Fingers will warp. The tool will be generic. The watch internals will be noise. "Cinematic" adds nothing.

Specific (holds at 2160p):

CODE
1Close-up of an elderly craftsman's hands repairing a pocket watch, extreme detail on the gear teeth and his calloused fingertips, shallow depth of field, warm workshop lamp as key light from frame left, static camera with minimal lens breathe, soft tick of mechanisms

Specific hands, object, light direction, camera behavior, audio. The higher resolution now has detail to serve.

Loose versus specific prompt comparison
Loose versus specific prompt comparison

Camera language

Use the industry verbs, LTX 2.3 treats them as instructions, not flavor. push in / pull back, pan across, tracks, circles around, handheld, locked off, overhead, over-the-shoulder all resolve reliably. Add a target state after the movement: camera pushes in until the subject fills the frame. End condition plus direction.

Audio is part of the prompt

LTX 2.3 generates audio in the same forward pass as video. Cross-attention keeps them aligned frame by frame. That only works if audio intent is in your prompt.

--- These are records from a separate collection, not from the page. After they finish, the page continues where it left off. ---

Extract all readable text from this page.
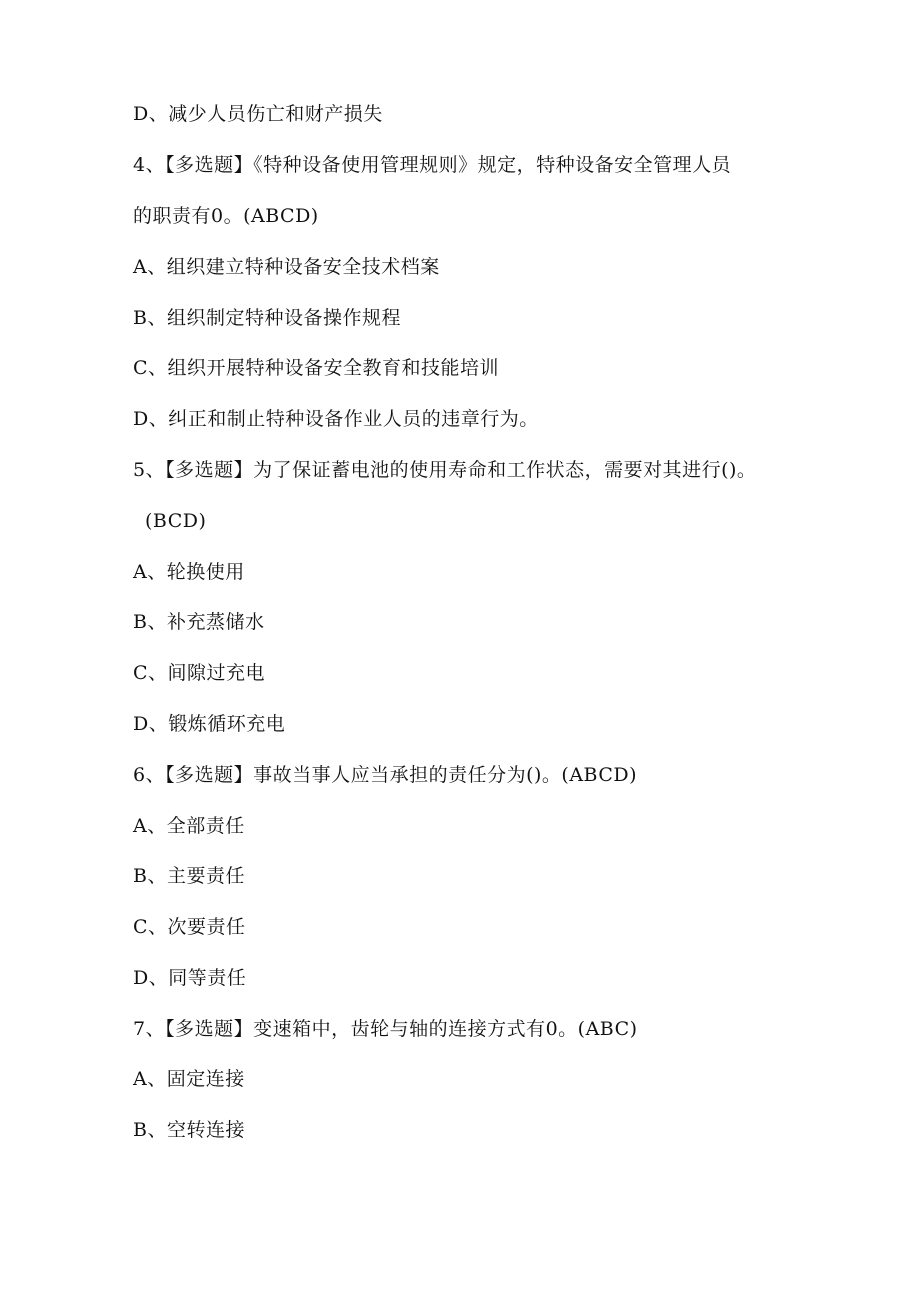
D、减少人员伤亡和财产损失
4、【多选题】《特种设备使用管理规则》规定，特种设备安全管理人员
的职责有0。(ABCD)
A、组织建立特种设备安全技术档案
B、组织制定特种设备操作规程
C、组织开展特种设备安全教育和技能培训
D、纠正和制止特种设备作业人员的违章行为。
5、【多选题】为了保证蓄电池的使用寿命和工作状态，需要对其进行()。
(BCD)
A、轮换使用
B、补充蒸储水
C、间隙过充电
D、锻炼循环充电
6、【多选题】事故当事人应当承担的责任分为()。(ABCD)
A、全部责任
B、主要责任
C、次要责任
D、同等责任
7、【多选题】变速箱中，齿轮与轴的连接方式有0。(ABC)
A、固定连接
B、空转连接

  • Environmental sound: rain on glass, distant traffic, wind through grass, crackling fire
  • Absence of sound: silence broken only by footsteps on hardwood
  • Space characterization: reverberant stone chamber, muffled indoor dampness

At $0.08/sec this is free quality. Ignoring it is strictly a loss.

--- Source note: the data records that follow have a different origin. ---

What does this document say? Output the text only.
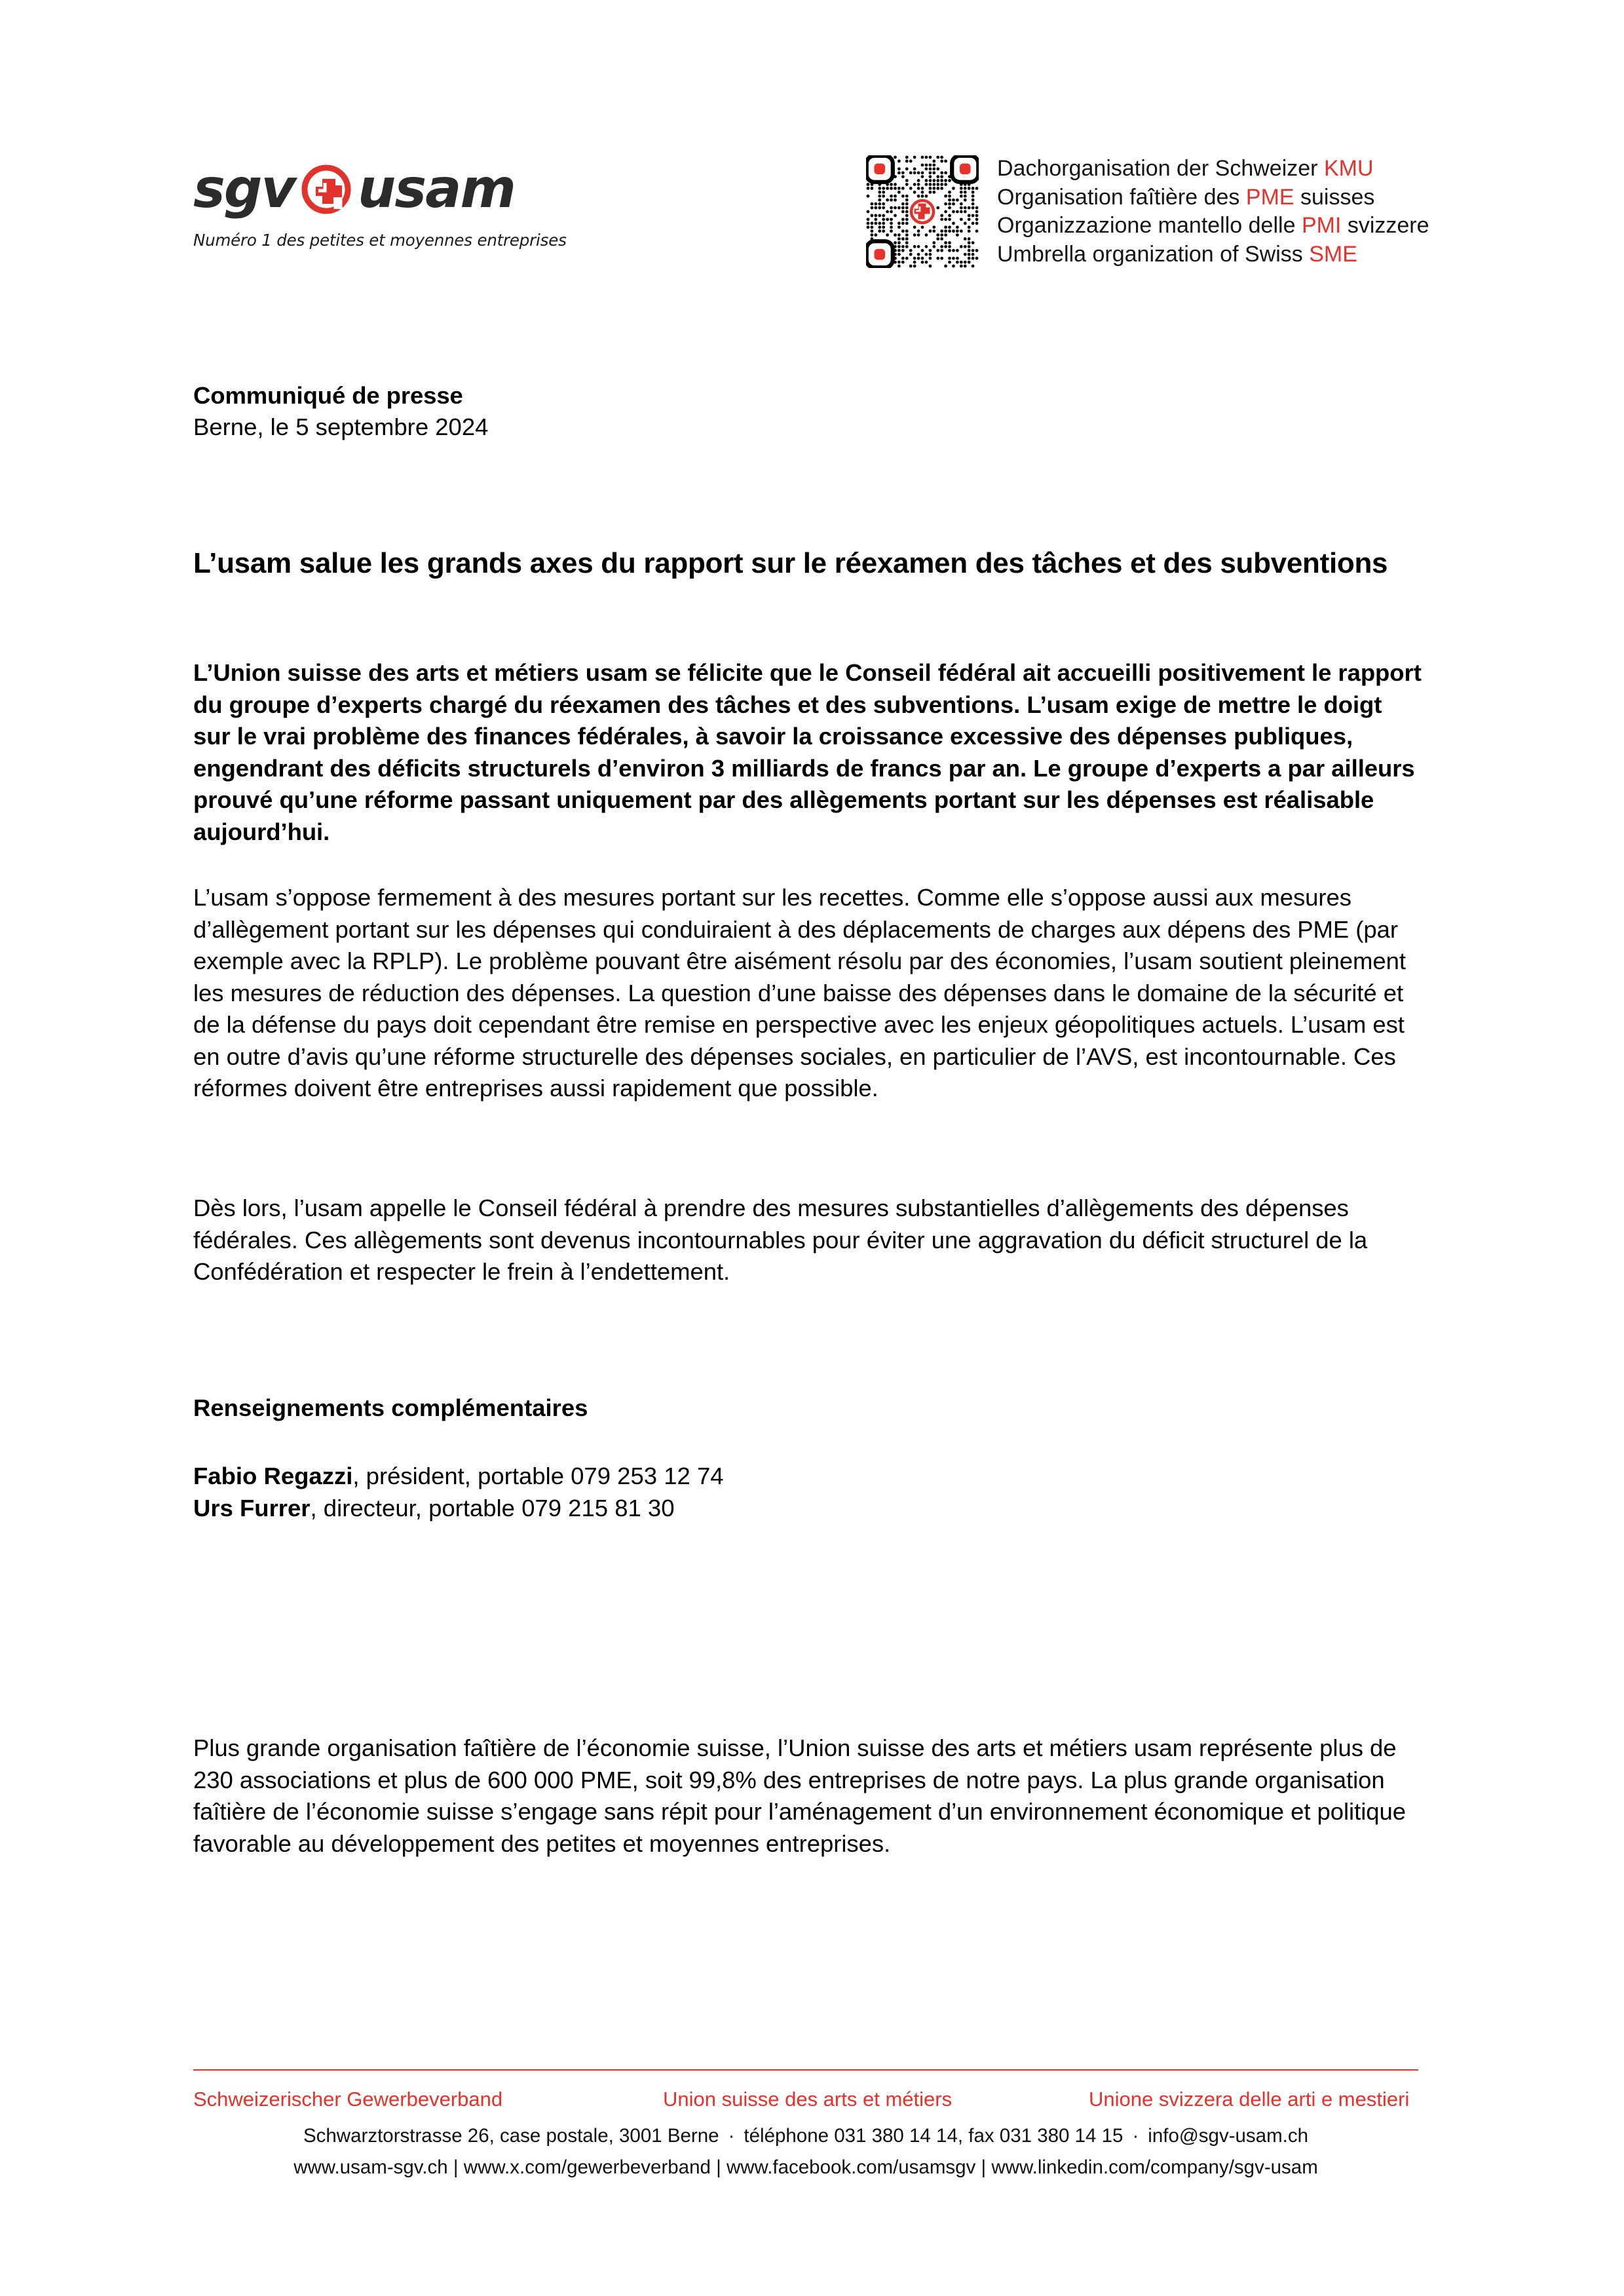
sgv usam
Numéro 1 des petites et moyennes entreprises
Dachorganisation der Schweizer KMU
Organisation faîtière des PME suisses
Organizzazione mantello delle PMI svizzere
Umbrella organization of Swiss SME
Communiqué de presse
Berne, le 5 septembre 2024
L’usam salue les grands axes du rapport sur le réexamen des tâches et des subventions

L’Union suisse des arts et métiers usam se félicite que le Conseil fédéral ait accueilli positivement le rapport du groupe d’experts chargé du réexamen des tâches et des subventions. L’usam exige de mettre le doigt sur le vrai problème des finances fédérales, à savoir la croissance excessive des dépenses publiques, engendrant des déficits structurels d’environ 3 milliards de francs par an. Le groupe d’experts a par ailleurs prouvé qu’une réforme passant uniquement par des allègements portant sur les dépenses est réalisable aujourd’hui.

L’usam s’oppose fermement à des mesures portant sur les recettes. Comme elle s’oppose aussi aux mesures d’allègement portant sur les dépenses qui conduiraient à des déplacements de charges aux dépens des PME (par exemple avec la RPLP). Le problème pouvant être aisément résolu par des économies, l’usam soutient pleinement les mesures de réduction des dépenses. La question d’une baisse des dépenses dans le domaine de la sécurité et de la défense du pays doit cependant être remise en perspective avec les enjeux géopolitiques actuels. L’usam est en outre d’avis qu’une réforme structurelle des dépenses sociales, en particulier de l’AVS, est incontournable. Ces réformes doivent être entreprises aussi rapidement que possible.

Dès lors, l’usam appelle le Conseil fédéral à prendre des mesures substantielles d’allègements des dépenses fédérales. Ces allègements sont devenus incontournables pour éviter une aggravation du déficit structurel de la Confédération et respecter le frein à l’endettement.

Renseignements complémentaires
Fabio Regazzi, président, portable 079 253 12 74
Urs Furrer, directeur, portable 079 215 81 30

Plus grande organisation faîtière de l’économie suisse, l’Union suisse des arts et métiers usam représente plus de 230 associations et plus de 600 000 PME, soit 99,8% des entreprises de notre pays. La plus grande organisation faîtière de l’économie suisse s’engage sans répit pour l’aménagement d’un environnement économique et politique favorable au développement des petites et moyennes entreprises.

Schweizerischer Gewerbeverband	Union suisse des arts et métiers	Unione svizzera delle arti e mestieri
Schwarztorstrasse 26, case postale, 3001 Berne · téléphone 031 380 14 14, fax 031 380 14 15 · info@sgv-usam.ch
www.usam-sgv.ch | www.x.com/gewerbeverband | www.facebook.com/usamsgv | www.linkedin.com/company/sgv-usam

End-frame interpolation prompts

When using fal-ai/ltx-2.3/image-to-video with both image_url and end_image_url, the prompt should describe the transition, not the content. The images already describe the content:

CODE
1The subject turns from looking left to looking right, lighting shifts from warm afternoon to cool blue evening, smooth continuous motion between the two states

Re-describing either end frame tends to produce lower-motion output, the model reads the description as confirmation rather than instruction to change.

FPS is a creative decision

24, 25, 48, 50. 24/25 reads as film. 48/50 reads as broadcast or slow-motion source material. If your sequence cuts between LTX clips at different FPS, the transitions have a perceptual speed mismatch that is very hard to fix in post. Pick one per project.

FPS dial pointing at 24 with broadcast labels
FPS dial pointing at 24 with broadcast labels

A full call

TYPESCRIPT
1const result = await fal.subscribe("fal-ai/ltx-2.3/text-to-video", {
2 input: {
3 prompt: "A Tokyo convenience store at 3am seen through the rain-streaked window from outside, a single employee restocking shelves under fluorescent light, camera holds completely still, rain on glass in the foreground, distant sound of passing cars and rain on the awning",
4 resolution: "1080p",
5 aspect_ratio: "16:9",
6 duration: 8,
7 fps: 24,
8 generate_audio: true,
9 },
10});

What to strip

  • 4K or 8K inside the prompt text, the resolution parameter handles output size
  • cinematic as a solo adjective, empty without a specific lens or lighting choice
  • Contradictory camera instructions (static handheld locked tracking), pick one
  • Temporal vagueness like sunset, prefer the last ten minutes of golden hour

LTX 2.3 text-to-video is $0.08/sec, image-to-video $0.06/sec. At 2160p generation time rises, not per-second price. Draft at 1080p and commit to 2160p only when the prompt is stable.